# Reddit API Query

In [13]:
import requests
import pandas as pd
import datetime as dt
import time
import pickle
pd.set_option('display.max_columns', None)

__I'll be pulling data from two Reddit threads for this project:__

-[raisedbynarcissits](https://www.reddit.com/r/raisedbynarcissists): "This is a support group for people raised by (or being raised by) a narcissistic parent. Please share your stories, your questions, your histories, your fears and your triumphs.
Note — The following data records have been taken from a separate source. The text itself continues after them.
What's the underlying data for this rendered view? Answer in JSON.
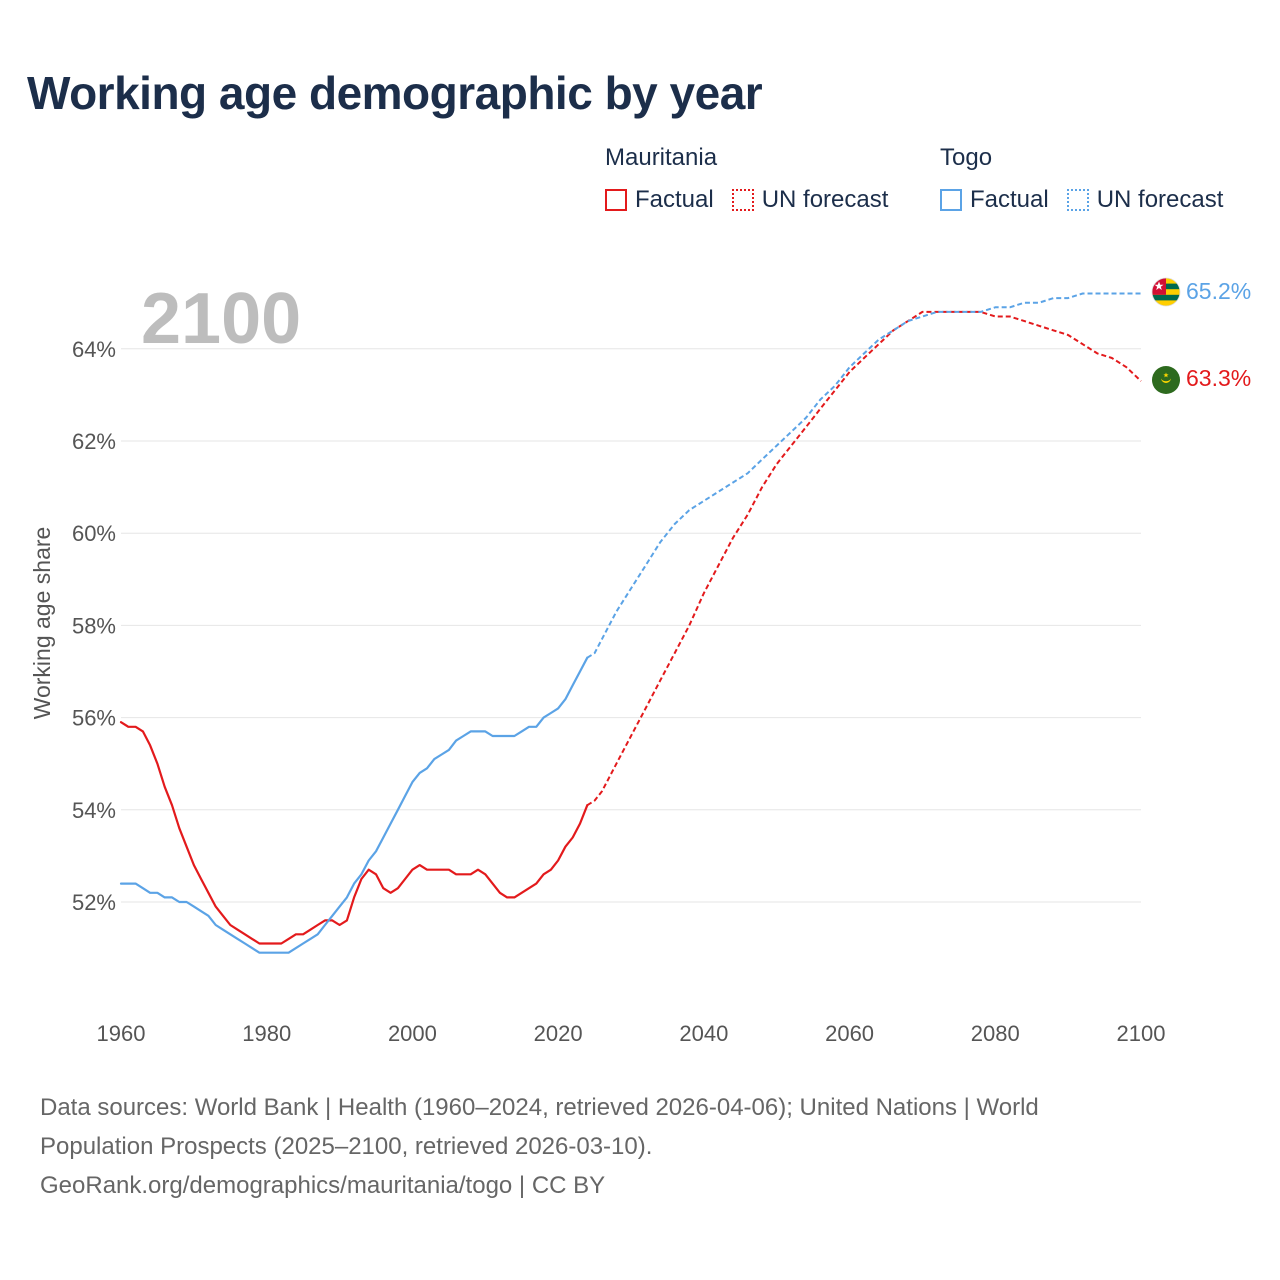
{
  "title": "Working age demographic by year",
  "year_display": "2100",
  "legend": {
    "groups": [
      {
        "name": "Mauritania",
        "color": "#e31a1c",
        "items": [
          {
            "label": "Factual",
            "style": "solid"
          },
          {
            "label": "UN forecast",
            "style": "dotted"
          }
        ]
      },
      {
        "name": "Togo",
        "color": "#5ba3e6",
        "items": [
          {
            "label": "Factual",
            "style": "solid"
          },
          {
            "label": "UN forecast",
            "style": "dotted"
          }
        ]
      }
    ]
  },
  "chart_data": {
    "type": "line",
    "title": "Working age demographic by year",
    "xlabel": "",
    "ylabel": "Working age share",
    "xlim": [
      1960,
      2100
    ],
    "ylim": [
      50,
      65.5
    ],
    "x_ticks": [
      1960,
      1980,
      2000,
      2020,
      2040,
      2060,
      2080,
      2100
    ],
    "y_ticks": [
      52,
      54,
      56,
      58,
      60,
      62,
      64
    ],
    "y_tick_labels": [
      "52%",
      "54%",
      "56%",
      "58%",
      "60%",
      "62%",
      "64%"
    ],
    "factual_range": [
      1960,
      2024
    ],
    "forecast_range": [
      2024,
      2100
    ],
    "series": [
      {
        "name": "Mauritania",
        "color": "#e31a1c",
        "end_label": "63.3%",
        "flag": "mauritania-flag-icon",
        "factual": [
          [
            1960,
            55.9
          ],
          [
            1961,
            55.8
          ],
          [
            1962,
            55.8
          ],
          [
            1963,
            55.7
          ],
          [
            1964,
            55.4
          ],
          [
            1965,
            55.0
          ],
          [
            1966,
            54.5
          ],
          [
            1967,
            54.1
          ],
          [
            1968,
            53.6
          ],
          [
            1969,
            53.2
          ],
          [
            1970,
            52.8
          ],
          [
            1971,
            52.5
          ],
          [
            1972,
            52.2
          ],
          [
            1973,
            51.9
          ],
          [
            1974,
            51.7
          ],
          [
            1975,
            51.5
          ],
          [
            1976,
            51.4
          ],
          [
            1977,
            51.3
          ],
          [
            1978,
            51.2
          ],
          [
            1979,
            51.1
          ],
          [
            1980,
            51.1
          ],
          [
            1981,
            51.1
          ],
          [
            1982,
            51.1
          ],
          [
            1983,
            51.2
          ],
          [
            1984,
            51.3
          ],
          [
            1985,
            51.3
          ],
          [
            1986,
            51.4
          ],
          [
            1987,
            51.5
          ],
          [
            1988,
            51.6
          ],
          [
            1989,
            51.6
          ],
          [
            1990,
            51.5
          ],
          [
            1991,
            51.6
          ],
          [
            1992,
            52.1
          ],
          [
            1993,
            52.5
          ],
          [
            1994,
            52.7
          ],
          [
            1995,
            52.6
          ],
          [
            1996,
            52.3
          ],
          [
            1997,
            52.2
          ],
          [
            1998,
            52.3
          ],
          [
            1999,
            52.5
          ],
          [
            2000,
            52.7
          ],
          [
            2001,
            52.8
          ],
          [
            2002,
            52.7
          ],
          [
            2003,
            52.7
          ],
          [
            2004,
            52.7
          ],
          [
            2005,
            52.7
          ],
          [
            2006,
            52.6
          ],
          [
            2007,
            52.6
          ],
          [
            2008,
            52.6
          ],
          [
            2009,
            52.7
          ],
          [
            2010,
            52.6
          ],
          [
            2011,
            52.4
          ],
          [
            2012,
            52.2
          ],
          [
            2013,
            52.1
          ],
          [
            2014,
            52.1
          ],
          [
            2015,
            52.2
          ],
          [
            2016,
            52.3
          ],
          [
            2017,
            52.4
          ],
          [
            2018,
            52.6
          ],
          [
            2019,
            52.7
          ],
          [
            2020,
            52.9
          ],
          [
            2021,
            53.2
          ],
          [
            2022,
            53.4
          ],
          [
            2023,
            53.7
          ],
          [
            2024,
            54.1
          ]
        ],
        "forecast": [
          [
            2024,
            54.1
          ],
          [
            2025,
            54.2
          ],
          [
            2026,
            54.4
          ],
          [
            2028,
            55.0
          ],
          [
            2030,
            55.6
          ],
          [
            2032,
            56.2
          ],
          [
            2034,
            56.8
          ],
          [
            2036,
            57.4
          ],
          [
            2038,
            58.0
          ],
          [
            2040,
            58.7
          ],
          [
            2042,
            59.3
          ],
          [
            2044,
            59.9
          ],
          [
            2046,
            60.4
          ],
          [
            2048,
            61.0
          ],
          [
            2050,
            61.5
          ],
          [
            2052,
            61.9
          ],
          [
            2054,
            62.3
          ],
          [
            2056,
            62.7
          ],
          [
            2058,
            63.1
          ],
          [
            2060,
            63.5
          ],
          [
            2062,
            63.8
          ],
          [
            2064,
            64.1
          ],
          [
            2066,
            64.4
          ],
          [
            2068,
            64.6
          ],
          [
            2070,
            64.8
          ],
          [
            2072,
            64.8
          ],
          [
            2074,
            64.8
          ],
          [
            2076,
            64.8
          ],
          [
            2078,
            64.8
          ],
          [
            2080,
            64.7
          ],
          [
            2082,
            64.7
          ],
          [
            2084,
            64.6
          ],
          [
            2086,
            64.5
          ],
          [
            2088,
            64.4
          ],
          [
            2090,
            64.3
          ],
          [
            2092,
            64.1
          ],
          [
            2094,
            63.9
          ],
          [
            2096,
            63.8
          ],
          [
            2098,
            63.6
          ],
          [
            2100,
            63.3
          ]
        ]
      },
      {
        "name": "Togo",
        "color": "#5ba3e6",
        "end_label": "65.2%",
        "flag": "togo-flag-icon",
        "factual": [
          [
            1960,
            52.4
          ],
          [
            1961,
            52.4
          ],
          [
            1962,
            52.4
          ],
          [
            1963,
            52.3
          ],
          [
            1964,
            52.2
          ],
          [
            1965,
            52.2
          ],
          [
            1966,
            52.1
          ],
          [
            1967,
            52.1
          ],
          [
            1968,
            52.0
          ],
          [
            1969,
            52.0
          ],
          [
            1970,
            51.9
          ],
          [
            1971,
            51.8
          ],
          [
            1972,
            51.7
          ],
          [
            1973,
            51.5
          ],
          [
            1974,
            51.4
          ],
          [
            1975,
            51.3
          ],
          [
            1976,
            51.2
          ],
          [
            1977,
            51.1
          ],
          [
            1978,
            51.0
          ],
          [
            1979,
            50.9
          ],
          [
            1980,
            50.9
          ],
          [
            1981,
            50.9
          ],
          [
            1982,
            50.9
          ],
          [
            1983,
            50.9
          ],
          [
            1984,
            51.0
          ],
          [
            1985,
            51.1
          ],
          [
            1986,
            51.2
          ],
          [
            1987,
            51.3
          ],
          [
            1988,
            51.5
          ],
          [
            1989,
            51.7
          ],
          [
            1990,
            51.9
          ],
          [
            1991,
            52.1
          ],
          [
            1992,
            52.4
          ],
          [
            1993,
            52.6
          ],
          [
            1994,
            52.9
          ],
          [
            1995,
            53.1
          ],
          [
            1996,
            53.4
          ],
          [
            1997,
            53.7
          ],
          [
            1998,
            54.0
          ],
          [
            1999,
            54.3
          ],
          [
            2000,
            54.6
          ],
          [
            2001,
            54.8
          ],
          [
            2002,
            54.9
          ],
          [
            2003,
            55.1
          ],
          [
            2004,
            55.2
          ],
          [
            2005,
            55.3
          ],
          [
            2006,
            55.5
          ],
          [
            2007,
            55.6
          ],
          [
            2008,
            55.7
          ],
          [
            2009,
            55.7
          ],
          [
            2010,
            55.7
          ],
          [
            2011,
            55.6
          ],
          [
            2012,
            55.6
          ],
          [
            2013,
            55.6
          ],
          [
            2014,
            55.6
          ],
          [
            2015,
            55.7
          ],
          [
            2016,
            55.8
          ],
          [
            2017,
            55.8
          ],
          [
            2018,
            56.0
          ],
          [
            2019,
            56.1
          ],
          [
            2020,
            56.2
          ],
          [
            2021,
            56.4
          ],
          [
            2022,
            56.7
          ],
          [
            2023,
            57.0
          ],
          [
            2024,
            57.3
          ]
        ],
        "forecast": [
          [
            2024,
            57.3
          ],
          [
            2025,
            57.4
          ],
          [
            2026,
            57.7
          ],
          [
            2028,
            58.3
          ],
          [
            2030,
            58.8
          ],
          [
            2032,
            59.3
          ],
          [
            2034,
            59.8
          ],
          [
            2036,
            60.2
          ],
          [
            2038,
            60.5
          ],
          [
            2040,
            60.7
          ],
          [
            2042,
            60.9
          ],
          [
            2044,
            61.1
          ],
          [
            2046,
            61.3
          ],
          [
            2048,
            61.6
          ],
          [
            2050,
            61.9
          ],
          [
            2052,
            62.2
          ],
          [
            2054,
            62.5
          ],
          [
            2056,
            62.9
          ],
          [
            2058,
            63.2
          ],
          [
            2060,
            63.6
          ],
          [
            2062,
            63.9
          ],
          [
            2064,
            64.2
          ],
          [
            2066,
            64.4
          ],
          [
            2068,
            64.6
          ],
          [
            2070,
            64.7
          ],
          [
            2072,
            64.8
          ],
          [
            2074,
            64.8
          ],
          [
            2076,
            64.8
          ],
          [
            2078,
            64.8
          ],
          [
            2080,
            64.9
          ],
          [
            2082,
            64.9
          ],
          [
            2084,
            65.0
          ],
          [
            2086,
            65.0
          ],
          [
            2088,
            65.1
          ],
          [
            2090,
            65.1
          ],
          [
            2092,
            65.2
          ],
          [
            2094,
            65.2
          ],
          [
            2096,
            65.2
          ],
          [
            2098,
            65.2
          ],
          [
            2100,
            65.2
          ]
        ]
      }
    ]
  },
  "footer": {
    "line1": "Data sources: World Bank | Health (1960–2024, retrieved 2026-04-06); United Nations | World",
    "line2": "Population Prospects (2025–2100, retrieved 2026-03-10).",
    "line3": "GeoRank.org/demographics/mauritania/togo | CC BY"
  }
}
Significant others and friends are all welcome."

-[LifeAfterNarcissism](https://www.reddit.com/r/LifeAfterNarcissism): "A place for those who are moving on from narcissistic family or relationship dynamics."

### 1. Query Reddit

In [2]:
# custom function to query reddit multiple times
# this code is adapted from Hovanes's codes that he shared in class

def reddit_query(subreddit, n_samples):
    base_url = 'https://api.pushshift.io/reddit/submission/search' # base url for api
    list_posts = []
    oldest_post = None
    
    while len(list_posts) < n_samples: # n_samples exceeds the reddit api limit of 1000
        params = {
            "subreddit" : subreddit,
            "size" : 1000,
            "before": oldest_post # a time stamp to set when to start pulling posts
            }  
            
        res = requests.get(base_url,params) # request reddit info
            
        posts = res.json()['data'] # create list from json
        
        if len(posts) == 0:
            oldest_post = None # for the first time running this, before will be None
            list_posts.extend(posts) # add batch of posts to list_posts     
        else:
            time.sleep(3) # wait 3 seconds before querying again
            oldest_post = dt.datetime.fromtimestamp(posts[-1]["created_utc"]) # take the oldest time from the list and pull posts before that time
            list_posts.extend(posts) # add batch of posts to list_posts
    return pd.DataFrame(list_posts) # return pandas dataframe

### Pull data for reddit threads:

In [3]:
rbn = reddit_query("raisedbynarcissists", 10_000)

In [5]:
lan = reddit_query("LifeAfterNarcissism", 10_000)

### 2. Pickle for later use 

In [14]:
pickle.dump(lan, open("../assets/lan.pkl", "wb"))

In [15]:
pickle.dump(rbn, open("../assets/rbn.pkl", "wb"))